Republicans Start Work To Get Trump His $1.5 Trillion Military Budget for 2027

The heads of the House and Senate armed service committees want to pass a reconciliation bill with $450 billion in military spending to go toward the budget

A few weeks after President Trump declared on Truth Social that he wants a $1.5 trillion military budget, Republican leaders in Congress are working on making his dream of increasing military spending by about 50% a reality.

The 2026 military budget marked the first to exceed $1 trillion, which was achieved by Congress passing a 2026 National Defense Authorization Act (NDAA) worth over $900 billion and combining it with $150 billion in supplemental military spending that was included in the so-called Big Beautiful Bill, a reconciliation bill that became law last year.

Now, the chairs of the House and Senate Armed Services Committees are eyeing another reconciliation bill to secure Trump’s $1.5 trillion budget. Mike Rogers (R-AL), chair of the House committee, said he and his Senate counterpart, Roger Wicker (R-MS), want to pass a reconciliation that will include $450 billion in military spending.

“We’ve informed our leadership of that,” Rogers told Breaking Defense last week. “We’re not talking about something frivolous here. We’re talking about national defense.”

He explained that he expects the White House to request about $1.03 trillion for the NDAA and that $20 billion from the reconciliation bill passed last year would be rolled into the 2027 budget, leaving a $450 billion to reach Trump’s goal of $1.5 trillion.

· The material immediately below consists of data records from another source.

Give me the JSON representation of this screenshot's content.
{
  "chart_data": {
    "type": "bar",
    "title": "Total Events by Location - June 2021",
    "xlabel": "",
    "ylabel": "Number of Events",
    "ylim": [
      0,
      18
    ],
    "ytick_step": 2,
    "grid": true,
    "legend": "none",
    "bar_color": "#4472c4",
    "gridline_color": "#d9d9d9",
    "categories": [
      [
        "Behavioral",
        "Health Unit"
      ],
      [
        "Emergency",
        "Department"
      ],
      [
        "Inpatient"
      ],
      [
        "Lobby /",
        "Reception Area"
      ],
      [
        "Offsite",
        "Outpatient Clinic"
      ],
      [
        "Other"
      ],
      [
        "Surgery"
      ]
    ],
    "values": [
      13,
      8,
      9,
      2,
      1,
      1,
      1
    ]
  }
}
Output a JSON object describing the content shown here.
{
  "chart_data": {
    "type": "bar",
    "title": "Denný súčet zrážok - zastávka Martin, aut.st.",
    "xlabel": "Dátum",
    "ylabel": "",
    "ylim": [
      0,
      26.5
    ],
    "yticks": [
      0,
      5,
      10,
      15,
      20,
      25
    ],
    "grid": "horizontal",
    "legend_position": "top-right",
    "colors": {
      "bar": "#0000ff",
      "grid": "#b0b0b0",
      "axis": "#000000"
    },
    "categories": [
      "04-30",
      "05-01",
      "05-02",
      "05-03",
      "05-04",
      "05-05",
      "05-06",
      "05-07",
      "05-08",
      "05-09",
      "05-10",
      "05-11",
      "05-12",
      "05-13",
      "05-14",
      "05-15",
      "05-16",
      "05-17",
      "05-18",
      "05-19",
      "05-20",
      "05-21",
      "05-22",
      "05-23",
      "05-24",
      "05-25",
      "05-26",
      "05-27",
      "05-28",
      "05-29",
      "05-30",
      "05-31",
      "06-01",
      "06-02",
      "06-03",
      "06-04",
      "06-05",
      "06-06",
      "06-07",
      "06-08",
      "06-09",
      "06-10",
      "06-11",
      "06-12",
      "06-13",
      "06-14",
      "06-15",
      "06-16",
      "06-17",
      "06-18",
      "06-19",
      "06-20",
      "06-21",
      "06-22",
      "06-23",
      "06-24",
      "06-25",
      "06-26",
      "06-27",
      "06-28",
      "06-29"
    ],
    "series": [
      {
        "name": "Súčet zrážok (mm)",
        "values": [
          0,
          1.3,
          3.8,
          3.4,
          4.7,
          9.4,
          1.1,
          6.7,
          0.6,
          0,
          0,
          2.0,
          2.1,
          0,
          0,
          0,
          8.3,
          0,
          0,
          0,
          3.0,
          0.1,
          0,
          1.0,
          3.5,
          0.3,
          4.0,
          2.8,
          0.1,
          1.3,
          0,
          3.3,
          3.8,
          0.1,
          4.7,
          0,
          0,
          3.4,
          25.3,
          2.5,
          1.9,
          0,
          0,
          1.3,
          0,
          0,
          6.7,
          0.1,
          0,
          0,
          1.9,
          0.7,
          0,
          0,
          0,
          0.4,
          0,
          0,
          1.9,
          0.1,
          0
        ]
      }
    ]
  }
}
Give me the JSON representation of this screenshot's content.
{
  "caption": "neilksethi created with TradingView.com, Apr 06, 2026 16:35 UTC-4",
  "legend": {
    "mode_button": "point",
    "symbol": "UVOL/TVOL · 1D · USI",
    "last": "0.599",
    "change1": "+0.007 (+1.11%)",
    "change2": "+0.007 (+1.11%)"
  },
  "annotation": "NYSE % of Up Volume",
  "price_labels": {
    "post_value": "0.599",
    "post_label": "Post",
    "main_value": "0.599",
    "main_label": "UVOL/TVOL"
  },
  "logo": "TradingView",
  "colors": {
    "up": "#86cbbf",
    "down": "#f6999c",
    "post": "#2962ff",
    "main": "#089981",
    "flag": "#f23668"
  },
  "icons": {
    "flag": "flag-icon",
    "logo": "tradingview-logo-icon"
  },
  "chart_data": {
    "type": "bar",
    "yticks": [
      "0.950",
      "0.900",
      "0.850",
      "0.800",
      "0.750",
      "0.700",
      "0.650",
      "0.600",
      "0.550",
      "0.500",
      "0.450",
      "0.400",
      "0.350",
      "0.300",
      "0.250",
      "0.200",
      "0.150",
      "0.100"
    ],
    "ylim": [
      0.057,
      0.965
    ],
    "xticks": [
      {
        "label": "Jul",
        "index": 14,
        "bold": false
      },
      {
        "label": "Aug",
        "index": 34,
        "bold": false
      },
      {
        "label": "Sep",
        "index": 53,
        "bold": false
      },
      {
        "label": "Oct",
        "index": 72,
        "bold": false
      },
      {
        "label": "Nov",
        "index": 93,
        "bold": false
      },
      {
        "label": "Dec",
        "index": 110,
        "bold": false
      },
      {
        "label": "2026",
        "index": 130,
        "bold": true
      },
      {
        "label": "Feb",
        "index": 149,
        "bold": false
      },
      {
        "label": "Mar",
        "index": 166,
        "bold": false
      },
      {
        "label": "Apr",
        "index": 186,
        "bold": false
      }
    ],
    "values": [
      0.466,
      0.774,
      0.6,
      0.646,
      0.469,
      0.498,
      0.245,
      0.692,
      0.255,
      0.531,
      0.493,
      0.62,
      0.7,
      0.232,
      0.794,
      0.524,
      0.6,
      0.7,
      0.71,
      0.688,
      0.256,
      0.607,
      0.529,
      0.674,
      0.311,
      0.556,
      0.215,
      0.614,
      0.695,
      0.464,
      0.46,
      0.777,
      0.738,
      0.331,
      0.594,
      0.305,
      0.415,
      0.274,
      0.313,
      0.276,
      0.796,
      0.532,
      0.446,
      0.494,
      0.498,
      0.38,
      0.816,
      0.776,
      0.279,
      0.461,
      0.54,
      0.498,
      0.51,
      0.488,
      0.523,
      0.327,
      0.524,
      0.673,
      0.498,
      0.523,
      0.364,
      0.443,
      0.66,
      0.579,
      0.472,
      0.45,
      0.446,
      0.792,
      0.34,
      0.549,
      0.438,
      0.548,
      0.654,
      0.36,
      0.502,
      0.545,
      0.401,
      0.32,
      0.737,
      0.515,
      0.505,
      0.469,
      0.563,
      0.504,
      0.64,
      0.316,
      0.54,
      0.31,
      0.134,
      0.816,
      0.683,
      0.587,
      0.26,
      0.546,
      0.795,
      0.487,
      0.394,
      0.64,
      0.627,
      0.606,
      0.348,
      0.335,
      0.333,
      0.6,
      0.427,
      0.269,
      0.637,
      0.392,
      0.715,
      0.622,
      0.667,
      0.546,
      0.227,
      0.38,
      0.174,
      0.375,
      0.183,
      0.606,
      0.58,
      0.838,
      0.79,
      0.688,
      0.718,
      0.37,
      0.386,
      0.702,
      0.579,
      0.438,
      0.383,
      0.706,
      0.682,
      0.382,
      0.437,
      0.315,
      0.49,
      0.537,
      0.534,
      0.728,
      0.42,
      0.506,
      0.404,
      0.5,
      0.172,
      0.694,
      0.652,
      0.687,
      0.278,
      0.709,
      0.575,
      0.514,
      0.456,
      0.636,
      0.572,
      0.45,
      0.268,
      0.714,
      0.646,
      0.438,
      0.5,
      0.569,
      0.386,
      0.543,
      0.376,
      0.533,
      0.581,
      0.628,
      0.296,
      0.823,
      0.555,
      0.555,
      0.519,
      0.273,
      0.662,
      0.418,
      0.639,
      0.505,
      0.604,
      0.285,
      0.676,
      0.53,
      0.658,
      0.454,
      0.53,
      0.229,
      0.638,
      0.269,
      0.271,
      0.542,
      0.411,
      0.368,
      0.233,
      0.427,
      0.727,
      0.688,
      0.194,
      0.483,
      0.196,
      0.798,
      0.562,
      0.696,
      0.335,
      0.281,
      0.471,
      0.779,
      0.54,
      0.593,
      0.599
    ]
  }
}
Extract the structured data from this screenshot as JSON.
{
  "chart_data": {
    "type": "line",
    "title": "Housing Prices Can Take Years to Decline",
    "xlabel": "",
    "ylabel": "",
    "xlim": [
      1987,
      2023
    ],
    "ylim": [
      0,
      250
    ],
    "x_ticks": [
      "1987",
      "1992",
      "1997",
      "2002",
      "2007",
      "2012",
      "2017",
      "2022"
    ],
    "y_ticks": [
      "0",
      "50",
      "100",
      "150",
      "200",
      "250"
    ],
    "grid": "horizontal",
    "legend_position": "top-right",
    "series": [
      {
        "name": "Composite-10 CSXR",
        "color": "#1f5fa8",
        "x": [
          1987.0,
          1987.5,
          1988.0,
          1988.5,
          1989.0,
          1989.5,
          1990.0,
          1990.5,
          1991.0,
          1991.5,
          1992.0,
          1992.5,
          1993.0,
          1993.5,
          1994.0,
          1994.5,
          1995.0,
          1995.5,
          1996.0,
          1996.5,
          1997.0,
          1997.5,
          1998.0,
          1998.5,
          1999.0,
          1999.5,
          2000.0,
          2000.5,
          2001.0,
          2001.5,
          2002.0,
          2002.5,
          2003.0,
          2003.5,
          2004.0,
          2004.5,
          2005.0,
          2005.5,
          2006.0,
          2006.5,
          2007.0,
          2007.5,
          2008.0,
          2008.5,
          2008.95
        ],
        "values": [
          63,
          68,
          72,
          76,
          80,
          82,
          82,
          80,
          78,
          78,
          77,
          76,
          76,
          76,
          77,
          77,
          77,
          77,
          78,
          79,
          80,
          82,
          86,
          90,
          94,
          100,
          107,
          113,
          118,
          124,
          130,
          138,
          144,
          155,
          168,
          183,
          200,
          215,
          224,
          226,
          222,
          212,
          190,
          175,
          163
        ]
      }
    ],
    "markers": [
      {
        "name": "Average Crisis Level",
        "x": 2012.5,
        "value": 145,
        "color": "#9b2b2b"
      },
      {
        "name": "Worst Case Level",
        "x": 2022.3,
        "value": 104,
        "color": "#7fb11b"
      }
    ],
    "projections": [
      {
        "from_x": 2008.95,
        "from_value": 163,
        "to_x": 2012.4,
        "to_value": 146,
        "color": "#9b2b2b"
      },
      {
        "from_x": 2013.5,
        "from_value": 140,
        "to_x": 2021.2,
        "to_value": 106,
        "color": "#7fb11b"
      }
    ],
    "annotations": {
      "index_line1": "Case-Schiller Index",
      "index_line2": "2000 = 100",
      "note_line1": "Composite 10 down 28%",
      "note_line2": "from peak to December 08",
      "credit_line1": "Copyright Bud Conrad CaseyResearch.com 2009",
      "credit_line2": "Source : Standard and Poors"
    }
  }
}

Other Republican leaders oppose using reconciliation bills to pad the military budget, as they want the entire amount included in the NDAA, including Se. Mitch McConnell (R-KY), chair of the Defense Appropriations Subcommittee, wants Trump’s massive request to be treated as the base budget.

“Much of the Defense Subcommittee’s most arduous work in recent months has been helping the armed services address real, urgent operational shortfalls that were created when much of Washington decided to pretend that one-time infusions of cash could take the place of consistent annual appropriations,” McConnell said in a recent floor speech, according to Roll Call.

Either way, Republicans in Congress seem eager to go along with a mammoth increase in military spending and are just currently at odds over how exactly they will come up with the money.